Following are the levels of pungency that were originally used for the scale:

Pungency SHU
Very highly pungent Above 80,000
Highly pungent 25,000 to 70,000
Moderately pungent 3,000 to 25,000
Mildly pungent 700 to 3,000
Non pungent 0 to 700

A bell pepper sets the baseline at 0 Scoville Heat Units in the Non Pungent category. Poblanos and New Mexico Green Chilis typically run around 1,000 to 3,000 SHU, though they can be hotter. Jalapenos typically run around 2,500 to 10,000 SHU and the serrano kicks that up to between 10,000 and 25,000 SHU. The cayenne and Tabasco pepper range from 25,000 to 50,000 SHU. And topping out the original pungency levels are peppers like the Thai chili, the chiltepin, and the pequin, coming in between 50,000 and 100,000 SHU.
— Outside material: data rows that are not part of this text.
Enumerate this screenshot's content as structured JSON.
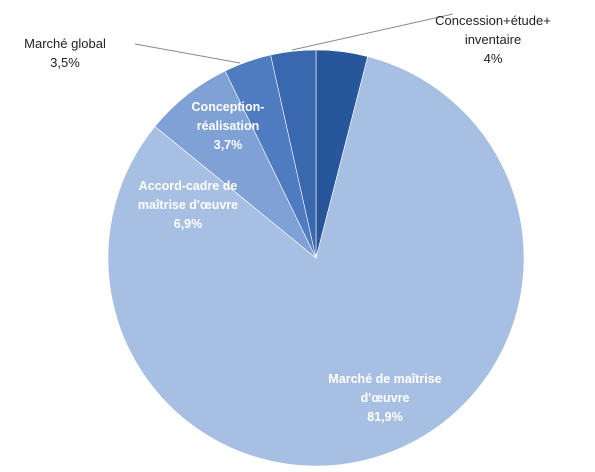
{
  "chart_data": {
    "type": "pie",
    "slices": [
      {
        "name": "Concession+étude+ inventaire",
        "label_lines": [
          "Concession+étude+",
          "inventaire"
        ],
        "value_label": "4%",
        "value": 4.0,
        "color": "#27569a",
        "label_position": "outside"
      },
      {
        "name": "Marché de maîtrise d'œuvre",
        "label_lines": [
          "Marché de maîtrise",
          "d'œuvre"
        ],
        "value_label": "81,9%",
        "value": 81.9,
        "color": "#a7bfe2",
        "label_position": "inside"
      },
      {
        "name": "Accord-cadre de maîtrise d'œuvre",
        "label_lines": [
          "Accord-cadre de",
          "maîtrise d'œuvre"
        ],
        "value_label": "6,9%",
        "value": 6.9,
        "color": "#7fa1d6",
        "label_position": "inside"
      },
      {
        "name": "Conception-réalisation",
        "label_lines": [
          "Conception-",
          "réalisation"
        ],
        "value_label": "3,7%",
        "value": 3.7,
        "color": "#4f7cc0",
        "label_position": "inside"
      },
      {
        "name": "Marché global",
        "label_lines": [
          "Marché global"
        ],
        "value_label": "3,5%",
        "value": 3.5,
        "color": "#3a68ae",
        "label_position": "outside"
      }
    ],
    "start_angle_deg": 0,
    "direction": "clockwise",
    "legend": "none",
    "title": ""
  }
}
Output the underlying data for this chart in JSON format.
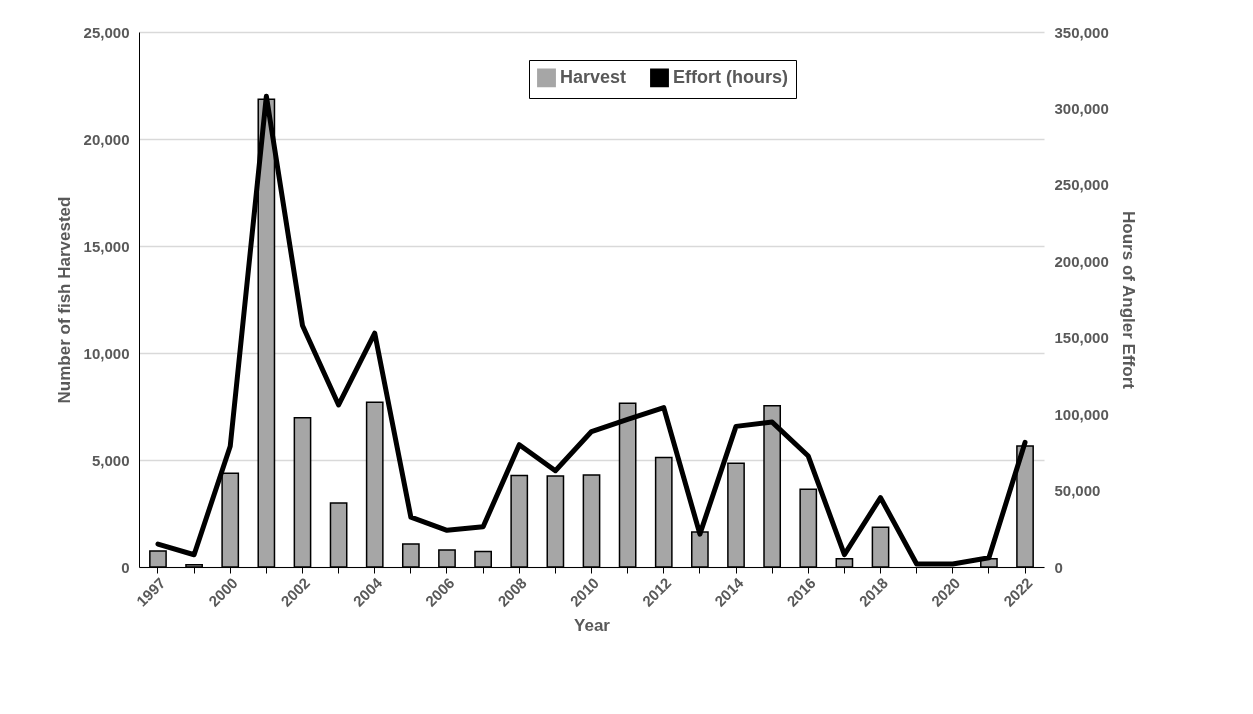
{
  "chart_data": {
    "type": "bar",
    "xlabel": "Year",
    "ylabel": "Number of fish Harvested",
    "y2label": "Hours of Angler Effort",
    "categories": [
      "1997",
      null,
      "2000",
      null,
      "2002",
      null,
      "2004",
      null,
      "2006",
      null,
      "2008",
      null,
      "2010",
      null,
      "2012",
      null,
      "2014",
      null,
      "2016",
      null,
      "2018",
      null,
      "2020",
      null,
      "2022"
    ],
    "series": [
      {
        "name": "Harvest",
        "color": "#a6a6a6",
        "values": [
          750,
          100,
          4380,
          21860,
          6980,
          2990,
          7700,
          1080,
          790,
          720,
          4280,
          4250,
          4300,
          7650,
          5120,
          1630,
          4850,
          7540,
          3630,
          380,
          1860,
          null,
          null,
          380,
          5650
        ]
      },
      {
        "name": "Effort (hours)",
        "type": "line",
        "axis": "y2",
        "color": "#000000",
        "values": [
          15000,
          8000,
          79000,
          308000,
          158000,
          106000,
          153000,
          32600,
          24000,
          26300,
          80000,
          63000,
          88600,
          96500,
          104300,
          21500,
          92000,
          94800,
          72600,
          8100,
          45400,
          2000,
          2000,
          6000,
          81500
        ]
      }
    ],
    "ylim": [
      0,
      25000
    ],
    "yticks": [
      0,
      {
        "value": 5000,
        "label": "5,000"
      },
      {
        "value": 10000,
        "label": "10,000"
      },
      {
        "value": 15000,
        "label": "15,000"
      },
      {
        "value": 20000,
        "label": "20,000"
      },
      {
        "value": 25000,
        "label": "25,000"
      }
    ],
    "y2lim": [
      0,
      350000
    ],
    "y2ticks": [
      0,
      {
        "value": 50000,
        "label": "50,000"
      },
      {
        "value": 100000,
        "label": "100,000"
      },
      {
        "value": 150000,
        "label": "150,000"
      },
      {
        "value": 200000,
        "label": "200,000"
      },
      {
        "value": 250000,
        "label": "250,000"
      },
      {
        "value": 300000,
        "label": "300,000"
      },
      {
        "value": 350000,
        "label": "350,000"
      }
    ],
    "grid": "y",
    "legend": "top"
  }
}
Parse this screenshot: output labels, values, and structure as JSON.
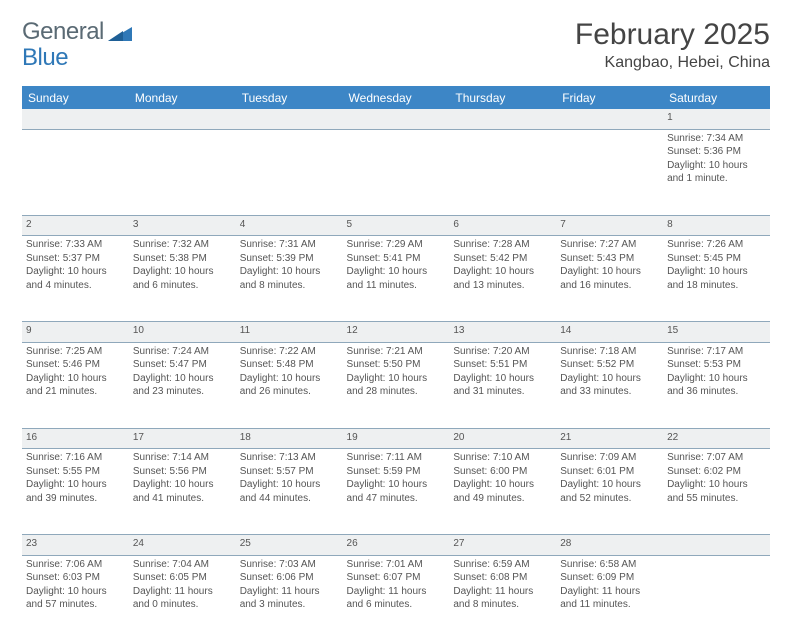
{
  "logo": {
    "text1": "General",
    "text2": "Blue"
  },
  "title": "February 2025",
  "location": "Kangbao, Hebei, China",
  "colors": {
    "header_bg": "#3d86c6",
    "header_text": "#ffffff",
    "daynum_bg": "#eef0f1",
    "border": "#8fa8bb",
    "body_text": "#555555",
    "logo_gray": "#5a6a74",
    "logo_blue": "#2f78b7"
  },
  "day_headers": [
    "Sunday",
    "Monday",
    "Tuesday",
    "Wednesday",
    "Thursday",
    "Friday",
    "Saturday"
  ],
  "weeks": [
    [
      {
        "n": "",
        "lines": []
      },
      {
        "n": "",
        "lines": []
      },
      {
        "n": "",
        "lines": []
      },
      {
        "n": "",
        "lines": []
      },
      {
        "n": "",
        "lines": []
      },
      {
        "n": "",
        "lines": []
      },
      {
        "n": "1",
        "lines": [
          "Sunrise: 7:34 AM",
          "Sunset: 5:36 PM",
          "Daylight: 10 hours",
          "and 1 minute."
        ]
      }
    ],
    [
      {
        "n": "2",
        "lines": [
          "Sunrise: 7:33 AM",
          "Sunset: 5:37 PM",
          "Daylight: 10 hours",
          "and 4 minutes."
        ]
      },
      {
        "n": "3",
        "lines": [
          "Sunrise: 7:32 AM",
          "Sunset: 5:38 PM",
          "Daylight: 10 hours",
          "and 6 minutes."
        ]
      },
      {
        "n": "4",
        "lines": [
          "Sunrise: 7:31 AM",
          "Sunset: 5:39 PM",
          "Daylight: 10 hours",
          "and 8 minutes."
        ]
      },
      {
        "n": "5",
        "lines": [
          "Sunrise: 7:29 AM",
          "Sunset: 5:41 PM",
          "Daylight: 10 hours",
          "and 11 minutes."
        ]
      },
      {
        "n": "6",
        "lines": [
          "Sunrise: 7:28 AM",
          "Sunset: 5:42 PM",
          "Daylight: 10 hours",
          "and 13 minutes."
        ]
      },
      {
        "n": "7",
        "lines": [
          "Sunrise: 7:27 AM",
          "Sunset: 5:43 PM",
          "Daylight: 10 hours",
          "and 16 minutes."
        ]
      },
      {
        "n": "8",
        "lines": [
          "Sunrise: 7:26 AM",
          "Sunset: 5:45 PM",
          "Daylight: 10 hours",
          "and 18 minutes."
        ]
      }
    ],
    [
      {
        "n": "9",
        "lines": [
          "Sunrise: 7:25 AM",
          "Sunset: 5:46 PM",
          "Daylight: 10 hours",
          "and 21 minutes."
        ]
      },
      {
        "n": "10",
        "lines": [
          "Sunrise: 7:24 AM",
          "Sunset: 5:47 PM",
          "Daylight: 10 hours",
          "and 23 minutes."
        ]
      },
      {
        "n": "11",
        "lines": [
          "Sunrise: 7:22 AM",
          "Sunset: 5:48 PM",
          "Daylight: 10 hours",
          "and 26 minutes."
        ]
      },
      {
        "n": "12",
        "lines": [
          "Sunrise: 7:21 AM",
          "Sunset: 5:50 PM",
          "Daylight: 10 hours",
          "and 28 minutes."
        ]
      },
      {
        "n": "13",
        "lines": [
          "Sunrise: 7:20 AM",
          "Sunset: 5:51 PM",
          "Daylight: 10 hours",
          "and 31 minutes."
        ]
      },
      {
        "n": "14",
        "lines": [
          "Sunrise: 7:18 AM",
          "Sunset: 5:52 PM",
          "Daylight: 10 hours",
          "and 33 minutes."
        ]
      },
      {
        "n": "15",
        "lines": [
          "Sunrise: 7:17 AM",
          "Sunset: 5:53 PM",
          "Daylight: 10 hours",
          "and 36 minutes."
        ]
      }
    ],
    [
      {
        "n": "16",
        "lines": [
          "Sunrise: 7:16 AM",
          "Sunset: 5:55 PM",
          "Daylight: 10 hours",
          "and 39 minutes."
        ]
      },
      {
        "n": "17",
        "lines": [
          "Sunrise: 7:14 AM",
          "Sunset: 5:56 PM",
          "Daylight: 10 hours",
          "and 41 minutes."
        ]
      },
      {
        "n": "18",
        "lines": [
          "Sunrise: 7:13 AM",
          "Sunset: 5:57 PM",
          "Daylight: 10 hours",
          "and 44 minutes."
        ]
      },
      {
        "n": "19",
        "lines": [
          "Sunrise: 7:11 AM",
          "Sunset: 5:59 PM",
          "Daylight: 10 hours",
          "and 47 minutes."
        ]
      },
      {
        "n": "20",
        "lines": [
          "Sunrise: 7:10 AM",
          "Sunset: 6:00 PM",
          "Daylight: 10 hours",
          "and 49 minutes."
        ]
      },
      {
        "n": "21",
        "lines": [
          "Sunrise: 7:09 AM",
          "Sunset: 6:01 PM",
          "Daylight: 10 hours",
          "and 52 minutes."
        ]
      },
      {
        "n": "22",
        "lines": [
          "Sunrise: 7:07 AM",
          "Sunset: 6:02 PM",
          "Daylight: 10 hours",
          "and 55 minutes."
        ]
      }
    ],
    [
      {
        "n": "23",
        "lines": [
          "Sunrise: 7:06 AM",
          "Sunset: 6:03 PM",
          "Daylight: 10 hours",
          "and 57 minutes."
        ]
      },
      {
        "n": "24",
        "lines": [
          "Sunrise: 7:04 AM",
          "Sunset: 6:05 PM",
          "Daylight: 11 hours",
          "and 0 minutes."
        ]
      },
      {
        "n": "25",
        "lines": [
          "Sunrise: 7:03 AM",
          "Sunset: 6:06 PM",
          "Daylight: 11 hours",
          "and 3 minutes."
        ]
      },
      {
        "n": "26",
        "lines": [
          "Sunrise: 7:01 AM",
          "Sunset: 6:07 PM",
          "Daylight: 11 hours",
          "and 6 minutes."
        ]
      },
      {
        "n": "27",
        "lines": [
          "Sunrise: 6:59 AM",
          "Sunset: 6:08 PM",
          "Daylight: 11 hours",
          "and 8 minutes."
        ]
      },
      {
        "n": "28",
        "lines": [
          "Sunrise: 6:58 AM",
          "Sunset: 6:09 PM",
          "Daylight: 11 hours",
          "and 11 minutes."
        ]
      },
      {
        "n": "",
        "lines": []
      }
    ]
  ]
}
These days, there are many more chilis from around the world that have become popular and have pushed up the heat levels. The habanero and scotch bonnet range from 100,000 to 350,000 SHU. The Red Savina habanero ramps that up to 350,000-750,000 SHU, while the Trinidad Scorpion chili and the ghost pepper push pass the million SHU mark coming in between 750,000 and 1,500,000. The Carolina Reaper reaches for the top of the scale, going as high as three million Scoville Units. That’s about where stand police pepper spray starts by the way!

There are hotter chilis out there, but even some of your most dedicated chiliheads will have trouble tackling those! Wikipedia provides a scale that covers most of your commonly found chilis (and some that are not so common) that should act as a good reference point. And I will be adding a customized chart to this site in the coming weeks.